Practical Exercises for Girls
Rowden Fullen (2005)
I sometimes wonder if coaches really give a great deal of thought to the nature of the exercises they will use when they have girls’ training camps and just how they will use these exercises. I have seen a number of camps where the prime emphasis has been on continuous topspin even though less than 13 – 14% of the players had anything like a topspin weapon. I have seen girls instructed to loop on the backhand when more than 20% had pimples and some even long pimples! And to make it even more confusing players are often told to play hard on the backhand diagonal and switch with power into their partner’s forehand – the partner is of course expected to loop. This obviously gives the poor partner rather limited time to play anything like a loop stroke but she is criticized if she counters or smashes! Indeed she is criticized for playing a woman’s game!
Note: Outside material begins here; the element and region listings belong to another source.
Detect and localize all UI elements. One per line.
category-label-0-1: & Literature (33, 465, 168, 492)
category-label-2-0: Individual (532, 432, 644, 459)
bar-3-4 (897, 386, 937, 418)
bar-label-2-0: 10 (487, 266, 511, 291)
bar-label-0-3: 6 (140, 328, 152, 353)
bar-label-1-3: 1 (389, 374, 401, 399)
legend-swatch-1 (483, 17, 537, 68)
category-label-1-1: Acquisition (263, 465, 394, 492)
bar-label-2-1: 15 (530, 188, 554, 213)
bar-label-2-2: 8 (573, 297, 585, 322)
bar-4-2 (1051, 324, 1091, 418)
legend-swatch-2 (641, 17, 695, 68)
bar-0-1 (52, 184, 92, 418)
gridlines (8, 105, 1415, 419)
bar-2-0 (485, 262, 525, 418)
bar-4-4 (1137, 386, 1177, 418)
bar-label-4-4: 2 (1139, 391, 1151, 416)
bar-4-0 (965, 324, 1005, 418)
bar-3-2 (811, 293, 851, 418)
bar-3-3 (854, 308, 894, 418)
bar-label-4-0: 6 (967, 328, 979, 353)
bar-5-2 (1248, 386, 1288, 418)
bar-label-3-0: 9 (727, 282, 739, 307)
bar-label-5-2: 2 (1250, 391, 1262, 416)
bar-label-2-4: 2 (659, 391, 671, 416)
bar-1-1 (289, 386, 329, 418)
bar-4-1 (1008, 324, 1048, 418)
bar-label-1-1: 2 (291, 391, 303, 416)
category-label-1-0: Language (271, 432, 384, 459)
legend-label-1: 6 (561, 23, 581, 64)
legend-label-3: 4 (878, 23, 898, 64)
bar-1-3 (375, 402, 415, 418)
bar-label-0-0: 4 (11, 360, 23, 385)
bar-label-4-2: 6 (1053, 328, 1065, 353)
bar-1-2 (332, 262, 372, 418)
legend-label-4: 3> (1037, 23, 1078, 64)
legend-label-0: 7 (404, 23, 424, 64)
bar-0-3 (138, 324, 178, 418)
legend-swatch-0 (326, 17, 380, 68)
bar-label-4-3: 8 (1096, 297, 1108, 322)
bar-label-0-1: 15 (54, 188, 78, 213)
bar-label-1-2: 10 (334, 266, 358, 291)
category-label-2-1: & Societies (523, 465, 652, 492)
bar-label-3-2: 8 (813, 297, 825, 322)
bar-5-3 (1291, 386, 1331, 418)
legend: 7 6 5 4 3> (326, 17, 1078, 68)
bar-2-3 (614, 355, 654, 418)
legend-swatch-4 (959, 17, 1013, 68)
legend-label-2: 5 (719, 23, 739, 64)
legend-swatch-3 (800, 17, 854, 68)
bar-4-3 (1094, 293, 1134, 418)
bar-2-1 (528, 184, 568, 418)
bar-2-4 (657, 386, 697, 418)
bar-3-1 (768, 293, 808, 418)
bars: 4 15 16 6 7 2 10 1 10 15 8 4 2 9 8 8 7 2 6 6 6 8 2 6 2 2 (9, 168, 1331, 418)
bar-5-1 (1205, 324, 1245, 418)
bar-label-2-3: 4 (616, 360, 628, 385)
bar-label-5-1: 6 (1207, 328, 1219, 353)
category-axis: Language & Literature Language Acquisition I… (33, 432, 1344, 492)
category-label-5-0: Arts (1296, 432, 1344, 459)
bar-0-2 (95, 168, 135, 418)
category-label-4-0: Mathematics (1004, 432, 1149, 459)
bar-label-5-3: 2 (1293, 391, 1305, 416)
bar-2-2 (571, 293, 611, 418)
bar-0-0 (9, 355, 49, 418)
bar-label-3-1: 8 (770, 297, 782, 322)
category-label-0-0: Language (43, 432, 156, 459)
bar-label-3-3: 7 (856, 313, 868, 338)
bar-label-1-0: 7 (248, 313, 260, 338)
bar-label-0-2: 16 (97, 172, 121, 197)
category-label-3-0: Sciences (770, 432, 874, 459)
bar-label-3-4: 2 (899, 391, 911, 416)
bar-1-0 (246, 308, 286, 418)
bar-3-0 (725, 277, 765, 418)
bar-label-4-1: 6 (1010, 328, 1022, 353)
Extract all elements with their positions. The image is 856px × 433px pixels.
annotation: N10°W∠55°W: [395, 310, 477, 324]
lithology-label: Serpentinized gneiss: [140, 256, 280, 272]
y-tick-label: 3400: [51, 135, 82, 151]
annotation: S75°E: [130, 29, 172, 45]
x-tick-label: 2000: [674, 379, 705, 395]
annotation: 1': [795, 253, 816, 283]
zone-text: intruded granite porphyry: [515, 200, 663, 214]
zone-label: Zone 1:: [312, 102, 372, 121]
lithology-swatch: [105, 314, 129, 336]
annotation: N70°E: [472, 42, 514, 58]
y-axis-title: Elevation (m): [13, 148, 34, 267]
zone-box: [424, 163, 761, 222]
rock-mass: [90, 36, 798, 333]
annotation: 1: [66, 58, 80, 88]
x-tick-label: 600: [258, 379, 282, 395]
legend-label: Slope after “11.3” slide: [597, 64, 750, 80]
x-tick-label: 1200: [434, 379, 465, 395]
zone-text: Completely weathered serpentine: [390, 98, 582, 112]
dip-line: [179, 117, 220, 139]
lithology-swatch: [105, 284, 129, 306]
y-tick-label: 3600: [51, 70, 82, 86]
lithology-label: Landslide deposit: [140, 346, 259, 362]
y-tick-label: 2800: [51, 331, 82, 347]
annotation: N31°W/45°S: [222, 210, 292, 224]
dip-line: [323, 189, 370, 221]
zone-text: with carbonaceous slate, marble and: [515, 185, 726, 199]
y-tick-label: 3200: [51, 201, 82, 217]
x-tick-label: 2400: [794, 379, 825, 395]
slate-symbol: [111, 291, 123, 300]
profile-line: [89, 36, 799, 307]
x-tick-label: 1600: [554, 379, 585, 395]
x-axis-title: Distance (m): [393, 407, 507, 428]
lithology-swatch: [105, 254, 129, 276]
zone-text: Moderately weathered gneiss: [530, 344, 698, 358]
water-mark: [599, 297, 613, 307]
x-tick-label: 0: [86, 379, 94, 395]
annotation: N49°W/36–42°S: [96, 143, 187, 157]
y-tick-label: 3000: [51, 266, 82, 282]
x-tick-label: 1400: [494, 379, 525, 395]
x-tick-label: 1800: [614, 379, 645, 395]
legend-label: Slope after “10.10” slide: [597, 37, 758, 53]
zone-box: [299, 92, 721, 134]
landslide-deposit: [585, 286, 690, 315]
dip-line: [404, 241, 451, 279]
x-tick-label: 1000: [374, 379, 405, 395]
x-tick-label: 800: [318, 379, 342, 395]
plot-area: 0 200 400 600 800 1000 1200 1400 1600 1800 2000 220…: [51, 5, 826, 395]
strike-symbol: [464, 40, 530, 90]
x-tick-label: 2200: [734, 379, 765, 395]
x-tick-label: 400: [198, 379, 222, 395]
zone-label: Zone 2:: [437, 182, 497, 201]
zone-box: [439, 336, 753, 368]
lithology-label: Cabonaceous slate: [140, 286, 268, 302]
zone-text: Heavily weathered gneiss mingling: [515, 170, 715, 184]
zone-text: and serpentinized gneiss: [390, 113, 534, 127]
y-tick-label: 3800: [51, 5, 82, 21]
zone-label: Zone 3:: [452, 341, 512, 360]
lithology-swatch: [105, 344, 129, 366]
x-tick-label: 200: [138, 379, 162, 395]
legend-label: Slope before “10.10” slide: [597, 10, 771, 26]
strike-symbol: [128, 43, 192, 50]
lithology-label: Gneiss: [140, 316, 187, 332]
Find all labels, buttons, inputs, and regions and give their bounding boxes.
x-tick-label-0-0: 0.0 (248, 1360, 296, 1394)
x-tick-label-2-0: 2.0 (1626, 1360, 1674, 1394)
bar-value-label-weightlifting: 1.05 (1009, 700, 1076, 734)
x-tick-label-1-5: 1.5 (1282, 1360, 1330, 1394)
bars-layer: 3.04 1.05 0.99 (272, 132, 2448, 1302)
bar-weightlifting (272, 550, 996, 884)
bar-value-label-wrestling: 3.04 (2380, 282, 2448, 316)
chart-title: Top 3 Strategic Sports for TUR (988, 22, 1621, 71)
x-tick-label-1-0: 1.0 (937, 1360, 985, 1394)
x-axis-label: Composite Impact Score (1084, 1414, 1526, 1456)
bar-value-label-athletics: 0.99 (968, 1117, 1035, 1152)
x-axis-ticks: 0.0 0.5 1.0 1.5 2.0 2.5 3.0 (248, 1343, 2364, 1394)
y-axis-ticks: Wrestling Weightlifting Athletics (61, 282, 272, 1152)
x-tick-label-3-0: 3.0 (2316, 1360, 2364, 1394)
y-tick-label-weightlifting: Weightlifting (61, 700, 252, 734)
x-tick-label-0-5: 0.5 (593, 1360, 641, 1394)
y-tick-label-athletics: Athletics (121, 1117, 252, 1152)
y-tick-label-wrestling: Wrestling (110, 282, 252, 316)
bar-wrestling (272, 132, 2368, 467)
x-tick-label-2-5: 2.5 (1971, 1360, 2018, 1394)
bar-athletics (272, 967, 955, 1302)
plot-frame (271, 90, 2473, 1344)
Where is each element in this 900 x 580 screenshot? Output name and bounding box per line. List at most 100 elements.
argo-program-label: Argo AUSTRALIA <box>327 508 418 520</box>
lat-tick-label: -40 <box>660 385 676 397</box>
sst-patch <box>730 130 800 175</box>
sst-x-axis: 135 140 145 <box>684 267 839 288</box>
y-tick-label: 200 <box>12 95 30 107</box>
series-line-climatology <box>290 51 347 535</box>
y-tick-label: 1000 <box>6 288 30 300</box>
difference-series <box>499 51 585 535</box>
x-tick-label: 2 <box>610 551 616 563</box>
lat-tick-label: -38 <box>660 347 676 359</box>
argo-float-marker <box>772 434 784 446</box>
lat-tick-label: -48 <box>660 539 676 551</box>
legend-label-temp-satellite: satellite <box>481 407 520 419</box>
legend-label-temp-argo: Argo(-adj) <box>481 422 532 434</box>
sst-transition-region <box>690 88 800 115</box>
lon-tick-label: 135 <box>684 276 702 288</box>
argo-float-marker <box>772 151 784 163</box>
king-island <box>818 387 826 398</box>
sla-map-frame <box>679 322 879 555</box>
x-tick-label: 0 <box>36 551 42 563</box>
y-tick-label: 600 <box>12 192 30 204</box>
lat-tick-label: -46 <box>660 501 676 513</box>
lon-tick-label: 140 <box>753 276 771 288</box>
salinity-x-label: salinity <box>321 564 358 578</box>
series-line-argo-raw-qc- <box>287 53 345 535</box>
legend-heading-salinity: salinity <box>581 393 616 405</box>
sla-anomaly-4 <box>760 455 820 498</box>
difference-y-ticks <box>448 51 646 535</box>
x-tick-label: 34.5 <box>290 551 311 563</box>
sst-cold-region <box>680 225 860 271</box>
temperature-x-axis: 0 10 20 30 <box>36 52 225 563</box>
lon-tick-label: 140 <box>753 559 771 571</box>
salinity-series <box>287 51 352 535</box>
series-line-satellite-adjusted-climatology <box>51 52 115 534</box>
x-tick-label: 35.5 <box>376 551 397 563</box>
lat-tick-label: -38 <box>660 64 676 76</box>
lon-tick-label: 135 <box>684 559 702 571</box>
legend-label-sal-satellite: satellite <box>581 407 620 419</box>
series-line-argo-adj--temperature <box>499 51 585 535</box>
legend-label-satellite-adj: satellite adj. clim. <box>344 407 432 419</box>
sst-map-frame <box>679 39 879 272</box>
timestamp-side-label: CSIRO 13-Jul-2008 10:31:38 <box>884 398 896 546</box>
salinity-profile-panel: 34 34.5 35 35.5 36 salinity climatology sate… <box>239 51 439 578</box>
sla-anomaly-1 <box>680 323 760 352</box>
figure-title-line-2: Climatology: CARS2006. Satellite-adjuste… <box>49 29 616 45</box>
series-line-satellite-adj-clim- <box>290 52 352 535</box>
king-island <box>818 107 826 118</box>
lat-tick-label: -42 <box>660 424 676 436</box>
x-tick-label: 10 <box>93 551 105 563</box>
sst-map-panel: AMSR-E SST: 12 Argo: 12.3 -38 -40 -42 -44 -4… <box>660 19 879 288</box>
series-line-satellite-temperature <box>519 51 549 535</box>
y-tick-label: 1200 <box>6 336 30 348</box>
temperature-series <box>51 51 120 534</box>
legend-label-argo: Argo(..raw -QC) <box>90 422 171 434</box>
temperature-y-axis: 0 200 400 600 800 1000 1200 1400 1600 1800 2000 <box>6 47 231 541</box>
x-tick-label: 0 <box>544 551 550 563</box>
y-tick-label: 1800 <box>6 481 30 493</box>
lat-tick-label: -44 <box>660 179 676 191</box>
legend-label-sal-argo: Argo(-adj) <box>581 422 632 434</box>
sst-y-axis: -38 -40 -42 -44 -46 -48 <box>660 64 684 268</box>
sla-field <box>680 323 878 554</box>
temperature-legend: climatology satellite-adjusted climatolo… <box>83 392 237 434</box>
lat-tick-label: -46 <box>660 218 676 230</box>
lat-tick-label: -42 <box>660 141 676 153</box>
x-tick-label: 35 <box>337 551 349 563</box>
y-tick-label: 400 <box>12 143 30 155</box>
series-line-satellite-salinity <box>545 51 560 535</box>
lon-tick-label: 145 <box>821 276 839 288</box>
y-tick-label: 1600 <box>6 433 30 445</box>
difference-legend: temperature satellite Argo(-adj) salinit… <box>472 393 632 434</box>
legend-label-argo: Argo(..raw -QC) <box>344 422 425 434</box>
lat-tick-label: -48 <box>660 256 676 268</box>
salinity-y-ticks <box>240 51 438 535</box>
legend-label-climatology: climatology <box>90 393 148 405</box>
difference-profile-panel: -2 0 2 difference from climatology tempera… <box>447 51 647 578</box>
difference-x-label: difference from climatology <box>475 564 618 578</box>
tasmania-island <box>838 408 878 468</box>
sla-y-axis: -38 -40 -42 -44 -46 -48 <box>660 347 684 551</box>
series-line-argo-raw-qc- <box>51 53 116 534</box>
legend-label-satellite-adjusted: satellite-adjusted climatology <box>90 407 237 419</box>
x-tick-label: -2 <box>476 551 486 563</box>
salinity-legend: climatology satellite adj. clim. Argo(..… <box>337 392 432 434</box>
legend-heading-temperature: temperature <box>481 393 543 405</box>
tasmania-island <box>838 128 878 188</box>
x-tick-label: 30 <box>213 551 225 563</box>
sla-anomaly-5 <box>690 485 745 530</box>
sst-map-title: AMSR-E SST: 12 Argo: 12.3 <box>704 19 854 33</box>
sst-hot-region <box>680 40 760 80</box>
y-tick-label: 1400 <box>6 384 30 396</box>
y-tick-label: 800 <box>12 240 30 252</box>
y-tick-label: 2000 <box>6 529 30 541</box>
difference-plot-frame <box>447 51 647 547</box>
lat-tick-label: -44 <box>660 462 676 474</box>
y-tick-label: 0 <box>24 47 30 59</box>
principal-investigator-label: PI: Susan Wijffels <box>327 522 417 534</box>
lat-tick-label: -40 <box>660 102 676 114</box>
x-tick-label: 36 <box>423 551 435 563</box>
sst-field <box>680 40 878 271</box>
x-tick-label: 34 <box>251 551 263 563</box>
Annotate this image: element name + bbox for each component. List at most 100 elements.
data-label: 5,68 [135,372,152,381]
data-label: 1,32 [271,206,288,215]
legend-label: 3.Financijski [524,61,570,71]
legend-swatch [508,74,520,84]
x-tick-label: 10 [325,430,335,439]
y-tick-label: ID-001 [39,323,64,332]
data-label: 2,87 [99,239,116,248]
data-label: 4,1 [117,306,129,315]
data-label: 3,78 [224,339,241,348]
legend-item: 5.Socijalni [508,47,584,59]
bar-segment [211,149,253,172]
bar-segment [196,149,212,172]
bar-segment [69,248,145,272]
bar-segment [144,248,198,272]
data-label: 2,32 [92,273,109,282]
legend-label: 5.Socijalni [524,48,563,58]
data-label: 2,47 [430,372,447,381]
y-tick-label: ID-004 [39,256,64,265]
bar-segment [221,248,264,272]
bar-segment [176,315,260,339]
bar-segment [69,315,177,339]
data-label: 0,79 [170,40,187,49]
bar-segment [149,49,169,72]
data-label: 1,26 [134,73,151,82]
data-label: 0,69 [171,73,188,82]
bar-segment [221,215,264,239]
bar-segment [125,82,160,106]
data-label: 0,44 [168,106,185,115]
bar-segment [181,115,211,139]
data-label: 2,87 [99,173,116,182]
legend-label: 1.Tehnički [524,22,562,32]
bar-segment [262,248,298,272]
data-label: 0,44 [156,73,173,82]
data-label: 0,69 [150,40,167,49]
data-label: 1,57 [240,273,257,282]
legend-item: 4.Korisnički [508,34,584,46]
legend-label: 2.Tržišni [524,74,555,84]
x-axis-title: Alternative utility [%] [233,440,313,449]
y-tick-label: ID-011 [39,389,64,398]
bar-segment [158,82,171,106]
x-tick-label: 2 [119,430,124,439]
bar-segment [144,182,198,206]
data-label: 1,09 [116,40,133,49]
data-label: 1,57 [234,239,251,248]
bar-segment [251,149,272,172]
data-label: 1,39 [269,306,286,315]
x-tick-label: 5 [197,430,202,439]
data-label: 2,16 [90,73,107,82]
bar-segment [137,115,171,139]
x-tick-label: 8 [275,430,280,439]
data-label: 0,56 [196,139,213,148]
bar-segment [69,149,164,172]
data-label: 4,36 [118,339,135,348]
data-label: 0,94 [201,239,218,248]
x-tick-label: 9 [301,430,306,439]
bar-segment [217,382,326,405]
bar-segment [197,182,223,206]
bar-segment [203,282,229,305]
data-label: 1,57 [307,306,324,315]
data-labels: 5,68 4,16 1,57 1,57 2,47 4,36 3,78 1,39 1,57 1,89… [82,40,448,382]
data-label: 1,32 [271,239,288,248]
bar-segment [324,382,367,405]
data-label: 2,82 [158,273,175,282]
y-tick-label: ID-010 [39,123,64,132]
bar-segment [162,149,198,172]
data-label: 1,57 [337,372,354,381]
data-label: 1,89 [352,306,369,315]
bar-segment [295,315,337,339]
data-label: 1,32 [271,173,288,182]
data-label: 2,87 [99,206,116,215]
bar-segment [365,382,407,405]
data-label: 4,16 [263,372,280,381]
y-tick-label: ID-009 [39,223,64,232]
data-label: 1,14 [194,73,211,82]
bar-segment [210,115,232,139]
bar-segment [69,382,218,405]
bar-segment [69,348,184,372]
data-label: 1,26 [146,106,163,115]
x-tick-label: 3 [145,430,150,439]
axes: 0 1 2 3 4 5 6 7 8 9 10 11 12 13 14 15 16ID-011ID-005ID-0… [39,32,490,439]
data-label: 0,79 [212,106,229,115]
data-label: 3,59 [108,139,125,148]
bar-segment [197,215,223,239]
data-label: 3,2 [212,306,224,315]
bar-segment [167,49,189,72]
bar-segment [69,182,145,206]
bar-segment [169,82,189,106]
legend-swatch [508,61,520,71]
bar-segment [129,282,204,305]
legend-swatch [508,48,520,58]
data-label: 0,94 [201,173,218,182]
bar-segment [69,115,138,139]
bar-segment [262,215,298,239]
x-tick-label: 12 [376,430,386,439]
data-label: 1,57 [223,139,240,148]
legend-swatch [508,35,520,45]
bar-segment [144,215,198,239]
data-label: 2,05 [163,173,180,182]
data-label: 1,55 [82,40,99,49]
It is obvious if coaches watch the top women in competition that counter-play is still the basic norm in the women’s game. We rarely if ever see the loop-to-loop rallies that we see in men’s play with both players well back from the table. Instead the first opening spin ball is blocked or hit and there is little or no time for the looper to spin again. Rather the top women come in after their first topspin so that they are in a better position to counter fast, over or close to the table. After the first opening spin ball, the next is usually taken at an earlier timing point to pressure the opponent. It is essential in fact that women can convert — change from topspin to drive and vice-versa at will — rather than loop three or four balls in succession. THE ABILITY TO LOOP SEVERAL BALLS IN A ROW IS NOT A PRIME REQUIREMENT IN THE WOMEN’S GAME.
It should be obvious too that it’s very easy to encounter and even cause major problems especially with girls at a younger age when trying to combine spin and speed exercises. What happens more often than not is that they will retreat on the wing where they are expected to topspin to give themselves time thus causing an imbalance in their own game – good close with speed on one wing good back with spin on the other! (To play at top level imbalances have to be strictly controlled or when they exist, utilized by the player, who must understand precisely how this is achieved). One of the prime aspects of the women’s game is the ability to control speed. Surely it makes more sense to research methods of doing this closer to the table on both wings or deeper on both wings depending on the individual characteristics of the player.
And here we have the crux of the matter – players are individuals and different. In the women’s game with many more different styles and differing paths to the top, coaches should not be looking to create a uniform playing style and then try to ‘squeeze’ the girls into this framework! Rather they should be looking at what characteristics are natural to the player and how to develop these.
Where we have large groups of girls it makes rather more sense to explain an exercise – e.g. ‘between 2 to 4 fast drives on the backhand diagonal then fast straight to the forehand, one player controlling, one working’ – then to add the proviso that the ‘working’ player make her own decision as to how she should play the fast ball to the forehand, depending on her style of play. She then has the choice of using her own strongest stroke, loop, drive, smash, chop, stop-block etc.
Of course from an early age girls should learn to open from a pushing situation and especially on the backhand side – it is indeed important that they can create spin or speed on this first opening ball as this will open up further attacking opportunities. Although at a lower standard and at a younger age girls/women are less positive than men are on the backhand side, at the very highest levels you rarely see women pushing more than one ball. They have the capability to flick over the table or to open from further back on this wing.
It is what happens after the first opening ball that is radically different in the women’s game to the men’s and something that coaches must understand and develop in their training exercises with girl players.